A member of AIChE, Lessells decided to approach the Institute’s leadership, where he immediately hit a snag: No one else saw the problem. “Believe it or not, it took me almost a year and a half to find someone who would listen to me,” Lessells says. 

Gaining support

Taking up the story, as told by CEP contributor Stephanie Pappas:

Lessells says that the attitude among AIChE leaders was that the Institute worked for its members, who were, by and large, not minorities; ergo, recruiting and retaining minority engineers was not part of the scope of the organization. Lessells kept pushing, turning happenstance meetings into opportunities. In 1967, he met Henry Brown at a New Year’s Eve party and recruited the MIT chemical engineering alum, who was Black and who had been active in the civil rights movement, to the cause.
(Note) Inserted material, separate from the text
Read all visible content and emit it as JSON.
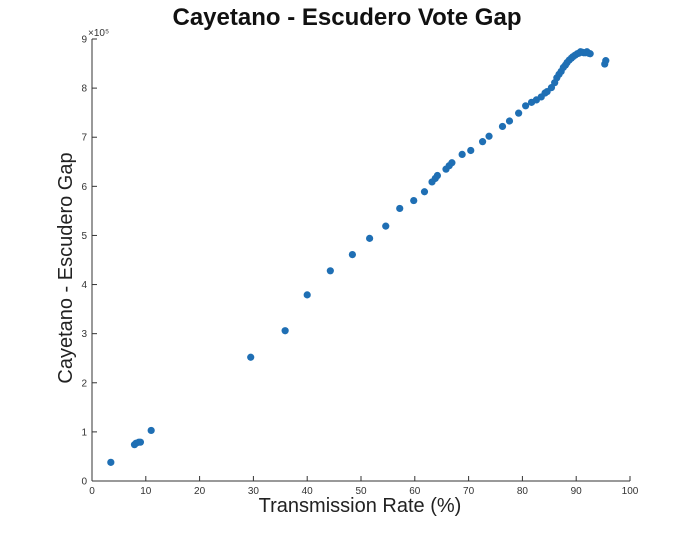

Later, during a family vacation, Lessells happened to meet another engineer, J. Frank Valle-Riestra, who was originally from Peru and who was working to build minority-focused programs in his AIChE local section in California. That meeting bolstered Lessells’ conviction that AIChE needed to do more at the organization-level.

Lessells eventually found a receptive ear in Hugh Guthrie, who was elected AIChE president in 1969. Guthrie launched a task force called the Career Guidance Subcommittee for Disadvantaged Youth. The group operated on a shoestring budget, trying to urge local AIChE sections to start their own outreach programs for minority youth. It was an uphill battle, particularly because there were few engineers within the local sections from minority communities, and few white engineers interested in taking up the cause. 

Read the full article here. 

Recognizing pivotal leaders 

In addition to honoring Lessells, MAC, at its recent celebration, recognized Brown, Wei, and Osborne-Lee for their pivotal contributions to minority engineers in AIChE.

Looking back on those efforts, Lessells says, “There is no question in my mind that the greatest single accomplishment was in changing the mindset of AIChE leadership to see that we had an obligation to do what I was suggesting. I knew the profession would benefit by tapping a larger pool of talent, and opening opportunities to those previously denied them. Society in general would benefit from this, too."